Univariate logistic regression was done. The outcome variable was AFC group (Normal/Poor reserve). Here age was the only factor which was associated with the outcome variable. (Table 9) If there was a one unit increase in age then the odds of being in the poor reserve group increased by 1.12 units with the 95% CI (1.04–1.208) which does not include 1 in the CI. Also the P value is statistically significant (P = 0.002) (P < 0.05). All other independent factors don’t have any association with the outcome variable. When the behavioral pattern was studied almost 99% women had never smoked. As depicted below in Table 10, current smokers were compared with never smokers. The odds of being in the poor reserve group (based on the AF count) is 26.82 times more for the smokers as compared to non-smokers with 95% CI and the P value is 0.008 (P < 0.05), which is statistically significant. Thus, smoking is one of the determinants of reducing ovarian reserve.
The variables such as years of marriage and years of infertility were associated with the outcome variable. If the marriage year has increased by one unit then the odds of being in the poor reserve group increased by 1.104 units with P value = 0.018 (P < 0.05) and it is statistically significant.
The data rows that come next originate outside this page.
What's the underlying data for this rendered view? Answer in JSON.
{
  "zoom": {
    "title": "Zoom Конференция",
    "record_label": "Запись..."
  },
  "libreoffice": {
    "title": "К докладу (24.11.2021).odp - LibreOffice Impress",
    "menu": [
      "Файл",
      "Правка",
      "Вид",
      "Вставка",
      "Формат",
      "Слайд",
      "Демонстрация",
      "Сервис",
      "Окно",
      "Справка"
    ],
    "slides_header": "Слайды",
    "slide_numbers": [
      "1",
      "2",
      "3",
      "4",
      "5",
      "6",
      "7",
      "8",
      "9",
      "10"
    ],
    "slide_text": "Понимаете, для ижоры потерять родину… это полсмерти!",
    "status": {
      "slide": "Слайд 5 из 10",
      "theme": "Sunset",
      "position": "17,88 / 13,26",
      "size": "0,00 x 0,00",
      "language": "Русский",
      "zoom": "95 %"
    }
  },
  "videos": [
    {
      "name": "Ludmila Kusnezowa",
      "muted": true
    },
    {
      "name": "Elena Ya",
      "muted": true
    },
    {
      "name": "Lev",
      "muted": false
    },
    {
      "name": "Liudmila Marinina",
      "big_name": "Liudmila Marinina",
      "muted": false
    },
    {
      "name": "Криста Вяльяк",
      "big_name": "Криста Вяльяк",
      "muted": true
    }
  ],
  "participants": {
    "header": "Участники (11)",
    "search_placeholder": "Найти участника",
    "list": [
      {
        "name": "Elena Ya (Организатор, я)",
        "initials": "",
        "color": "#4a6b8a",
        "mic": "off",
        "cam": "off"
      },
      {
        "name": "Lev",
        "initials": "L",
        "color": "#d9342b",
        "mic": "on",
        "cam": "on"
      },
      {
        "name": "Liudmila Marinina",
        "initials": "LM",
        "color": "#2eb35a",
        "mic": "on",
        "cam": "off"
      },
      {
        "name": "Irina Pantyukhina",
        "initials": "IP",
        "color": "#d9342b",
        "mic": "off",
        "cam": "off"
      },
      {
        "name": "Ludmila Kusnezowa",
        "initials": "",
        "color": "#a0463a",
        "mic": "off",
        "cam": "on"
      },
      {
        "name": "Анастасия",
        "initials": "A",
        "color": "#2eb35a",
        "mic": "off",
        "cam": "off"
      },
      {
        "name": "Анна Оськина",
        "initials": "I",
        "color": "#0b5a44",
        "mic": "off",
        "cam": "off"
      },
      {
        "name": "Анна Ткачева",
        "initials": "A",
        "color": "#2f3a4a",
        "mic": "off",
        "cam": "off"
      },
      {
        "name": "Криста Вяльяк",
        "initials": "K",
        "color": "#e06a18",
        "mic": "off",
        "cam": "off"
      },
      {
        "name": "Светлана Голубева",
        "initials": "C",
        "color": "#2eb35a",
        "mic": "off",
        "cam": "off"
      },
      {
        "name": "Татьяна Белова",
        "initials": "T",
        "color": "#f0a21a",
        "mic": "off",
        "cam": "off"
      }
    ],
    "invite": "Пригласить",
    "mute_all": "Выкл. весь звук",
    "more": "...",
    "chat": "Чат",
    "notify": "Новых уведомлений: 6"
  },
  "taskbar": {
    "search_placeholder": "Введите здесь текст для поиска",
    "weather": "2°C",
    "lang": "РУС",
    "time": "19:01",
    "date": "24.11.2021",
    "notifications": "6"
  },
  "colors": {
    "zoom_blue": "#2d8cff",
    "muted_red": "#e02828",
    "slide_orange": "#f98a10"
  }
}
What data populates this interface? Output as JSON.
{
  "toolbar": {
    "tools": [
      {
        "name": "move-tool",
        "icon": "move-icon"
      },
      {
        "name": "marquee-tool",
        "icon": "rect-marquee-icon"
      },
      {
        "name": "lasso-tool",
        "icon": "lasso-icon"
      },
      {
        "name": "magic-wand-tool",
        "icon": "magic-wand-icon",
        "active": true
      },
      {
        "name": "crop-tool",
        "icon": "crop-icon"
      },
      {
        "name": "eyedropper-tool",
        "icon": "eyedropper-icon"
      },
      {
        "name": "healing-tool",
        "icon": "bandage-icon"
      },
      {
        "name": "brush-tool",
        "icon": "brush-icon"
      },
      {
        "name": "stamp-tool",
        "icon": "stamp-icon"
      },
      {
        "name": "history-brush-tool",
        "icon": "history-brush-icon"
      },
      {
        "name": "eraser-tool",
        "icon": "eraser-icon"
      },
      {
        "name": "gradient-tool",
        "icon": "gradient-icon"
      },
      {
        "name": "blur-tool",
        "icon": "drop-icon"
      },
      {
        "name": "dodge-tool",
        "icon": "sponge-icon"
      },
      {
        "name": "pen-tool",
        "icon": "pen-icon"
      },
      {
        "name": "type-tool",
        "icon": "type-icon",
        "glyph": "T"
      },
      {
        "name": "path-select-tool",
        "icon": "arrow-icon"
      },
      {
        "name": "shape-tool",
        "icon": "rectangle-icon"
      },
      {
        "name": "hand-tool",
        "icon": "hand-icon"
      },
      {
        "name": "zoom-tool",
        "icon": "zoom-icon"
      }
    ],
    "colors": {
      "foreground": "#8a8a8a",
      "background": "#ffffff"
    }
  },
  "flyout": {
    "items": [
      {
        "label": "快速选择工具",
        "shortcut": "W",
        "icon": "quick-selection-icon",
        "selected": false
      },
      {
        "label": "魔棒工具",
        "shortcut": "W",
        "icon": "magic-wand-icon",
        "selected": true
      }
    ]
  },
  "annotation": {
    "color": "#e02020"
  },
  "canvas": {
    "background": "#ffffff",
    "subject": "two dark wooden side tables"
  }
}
Similarly, if the year of infertility has increased by one unit then the odds of being in the poor reserve group increases by 1.097 units with the significant P value = 0.039 (P < 0.05). All the other variables were not associated with the outcome variable. (Table 11) The other factors like causes of infertility, whether couple had received treatment for infertility have not shown statistical significance when its relation was studied with AFC.
The other factors which were studied have shown no statistical significant impact on antral follicle count and hence the ovarian reserve. In our study there was mixed population ranging from those trying to conceive for first time to multigravidas and cases of multiple abortions who were cases of secondary infertility. In Tables 12, 13, none of the obstetric parameters were associated with the outcome variables of antral follicle count and hence ovarian reserve or vice versa.
Age at menarche was also the factor of importance from ovarian reserve point of view but in our study both age at menarche and pattern of menstrual cycle were not associated with the outcome variable.
It is believed that body mass index affects ovarian reserve but from Table 14 it is clear that in our study height, weight (independently) and BMI were not associated with the outcome variable. An cases of ovarian surgery (including drilling) and irregular menstrual cycles were excluded many classic cases of polycystic ovary syndrome were not included so BMI is not found to correlate with antral follicle count of non-metabolic cases of infertility (Table 15).
After univariate logistic regression with the outcome variable- AMH (Normal/Poor reserve), the age of woman and the participants’ locality were the only factors which were associated with the outcome variable. If there is a one unit increase in age then the odds of being in the poor reserve group increases by 1.18 units with the 95% CI (1.104–1.278) which does not include 1 in the CI. Also the P value is statistically significant. P = 0.0001 (P < 0.05). As compared to local residents the odds of being in the poor reserve group is 2.709 times more for the immigrant residents. All the other independent factors do not have any association with the outcome variable.
In Table 16, none of the parameters related with the behavioral history were associated with the outcome variable.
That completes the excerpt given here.